At the same time the need for homeless services is growing, the government has paradoxically been taking a harder line against them. The most disputed measure taken by the officials was the installation of 200 concrete flower pots as “greening works” along Ferry Street flyover in Yau Ma Tei in 2013, costing HK$2.53 million, resulting in an eviction of around 20 street sleepers.
Other actions like closing off some public playgrounds from 11pm to 7am, fencing off particular public areas and unwarranted removal of belongings of the homeless kicked street sleepers out from their temporary shelters.
A prolonged homelessness imperils the lives of the unhoused. An anonymous middle-aged woman found in a public playground in Mong Kok was one of the sufferers.

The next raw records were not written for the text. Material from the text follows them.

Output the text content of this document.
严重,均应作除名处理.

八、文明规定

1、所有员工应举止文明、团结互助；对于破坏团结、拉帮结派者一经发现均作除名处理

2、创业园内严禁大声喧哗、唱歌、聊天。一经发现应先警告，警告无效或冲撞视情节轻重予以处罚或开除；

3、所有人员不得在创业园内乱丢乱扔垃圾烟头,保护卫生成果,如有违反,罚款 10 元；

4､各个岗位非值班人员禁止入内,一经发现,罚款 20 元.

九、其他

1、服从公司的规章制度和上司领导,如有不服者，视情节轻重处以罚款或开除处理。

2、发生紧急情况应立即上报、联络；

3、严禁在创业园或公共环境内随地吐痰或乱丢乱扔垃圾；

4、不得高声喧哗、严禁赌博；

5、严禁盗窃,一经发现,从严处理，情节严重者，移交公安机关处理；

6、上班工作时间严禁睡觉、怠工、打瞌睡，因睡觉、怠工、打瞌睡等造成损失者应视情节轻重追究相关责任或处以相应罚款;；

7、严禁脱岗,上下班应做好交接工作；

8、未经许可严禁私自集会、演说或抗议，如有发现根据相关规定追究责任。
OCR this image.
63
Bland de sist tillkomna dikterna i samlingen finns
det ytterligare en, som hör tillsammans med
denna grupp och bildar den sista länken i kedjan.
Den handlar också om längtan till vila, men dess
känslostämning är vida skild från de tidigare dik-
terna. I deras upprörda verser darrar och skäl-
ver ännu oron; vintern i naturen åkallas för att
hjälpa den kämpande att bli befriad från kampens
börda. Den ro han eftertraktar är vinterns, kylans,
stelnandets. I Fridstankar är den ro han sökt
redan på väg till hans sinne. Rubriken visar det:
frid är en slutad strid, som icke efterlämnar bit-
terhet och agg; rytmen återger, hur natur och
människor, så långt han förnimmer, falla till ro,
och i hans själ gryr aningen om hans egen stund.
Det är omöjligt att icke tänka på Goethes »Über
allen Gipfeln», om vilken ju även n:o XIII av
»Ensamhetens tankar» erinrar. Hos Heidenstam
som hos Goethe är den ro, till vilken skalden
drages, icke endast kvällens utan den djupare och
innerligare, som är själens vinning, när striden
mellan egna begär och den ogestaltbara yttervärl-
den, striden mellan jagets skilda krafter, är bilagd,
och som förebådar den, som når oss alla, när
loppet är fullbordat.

“Food? I just get them from rubbish bins,” she said. The houseless woman had just recovered from food poisoning, now with her inflamed right eye diagnosed as some sort of bacterial infection.
The Social Welfare Department has allotted funds to three non-governmental organizations – the Salvation Army, St James’ Settlement and the Christian Concern for the Homeless Association – to form an integrated Services Team for the homeless since 2004. Services including outreach, emergency funds and transitional housing are aimed at helping the homeless sheltered over the long term.
According to the citywide street count of H.O.P.E. HK, men accounted for approximately 93 per cent of the homeless population. Yau Tsim Mong and Sham Shui Po districts were home to the largest number of street sleepers.
It is estimated that 41 per cent of all those polled were employed, mostly having temporary jobs, while 57 per cent were under underemployed. Only half of the homeless claimed CSSA welfare allowance, with most of them saying that they preferred to scrape a living by themselves.
Chu believes that the most effective approach to help the homeless is to offer them some intensive case management, backing them up on re-integrating into society. In any case, giving out free supplies without knowing their emotional needs is just a short-term palliative.
“It is sometimes a deadlock. We are facing intractable problems like severe shortage of affordable housing, and the government’s suppression of the homeless through inaction and action,” Chu said.
“No one likes to be unhoused,” he said. “There are always some reasons why they’re living rough on the streets.”